Contoh kecil kejadian beberapa bulan yang lalu, seorang santriwati yang berinisial N di sebuah pondok pesantren di daerah Malang nekat mengakhiri hidupnya dengan bunuh diri karena mengalami depresi. Dikatakan bahwa setelah korban bunuh diri, ditemukan surat-surat yang berisi tentang permintaan maaf kepada orang tuanya. Dalam kasus ini, kita bisa menyimpulkan bahwa korban tersebut memilki orang tua yang mempunyai harapan besar kepadanya, sehingga sebisa mungkin anak tersebut ingin mewujudkan impian orangtuanya. Usaha maksimal telah dia tempuh, sehingga munculah pengharapan besar dilubuk hati yang paling dalam.

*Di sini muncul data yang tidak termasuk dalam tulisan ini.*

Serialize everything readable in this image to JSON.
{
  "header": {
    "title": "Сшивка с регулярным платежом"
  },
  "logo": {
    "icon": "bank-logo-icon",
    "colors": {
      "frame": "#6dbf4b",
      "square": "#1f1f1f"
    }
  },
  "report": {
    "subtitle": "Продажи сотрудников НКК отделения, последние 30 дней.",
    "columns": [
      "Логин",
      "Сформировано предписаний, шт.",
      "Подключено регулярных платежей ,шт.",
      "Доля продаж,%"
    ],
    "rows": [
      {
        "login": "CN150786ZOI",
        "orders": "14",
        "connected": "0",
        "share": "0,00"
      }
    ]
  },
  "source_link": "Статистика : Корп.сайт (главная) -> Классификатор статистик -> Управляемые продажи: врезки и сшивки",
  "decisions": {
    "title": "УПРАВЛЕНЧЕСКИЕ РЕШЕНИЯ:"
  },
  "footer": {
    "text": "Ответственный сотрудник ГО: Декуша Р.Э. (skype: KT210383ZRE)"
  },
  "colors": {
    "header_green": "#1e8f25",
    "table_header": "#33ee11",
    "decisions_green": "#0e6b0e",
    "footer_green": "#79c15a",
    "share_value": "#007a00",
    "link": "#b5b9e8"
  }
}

Akan tetapi pikiran acak sering kali menimpa seseorang, seperti halnya memikirkan hal-hal yang esok akan terjadi. Apakah dia akan berhasil mecapai impian orangtuanya? Akankah yang dia usahakan selama ini akan mebuahkan hasil yang memuaskan? Atau bahkan berfikiran akan suramnya masa depan yang akan dia hadapi. Terlalu larut dalam memikirkan sesuatu hanyalah membuang-buang waktu, pikiran dan juga tenaga. Sehingga bukan perubahan yang akan dia dapat, tapi yang ada hanyalah kekhawatiran yang akan selalu menghantui.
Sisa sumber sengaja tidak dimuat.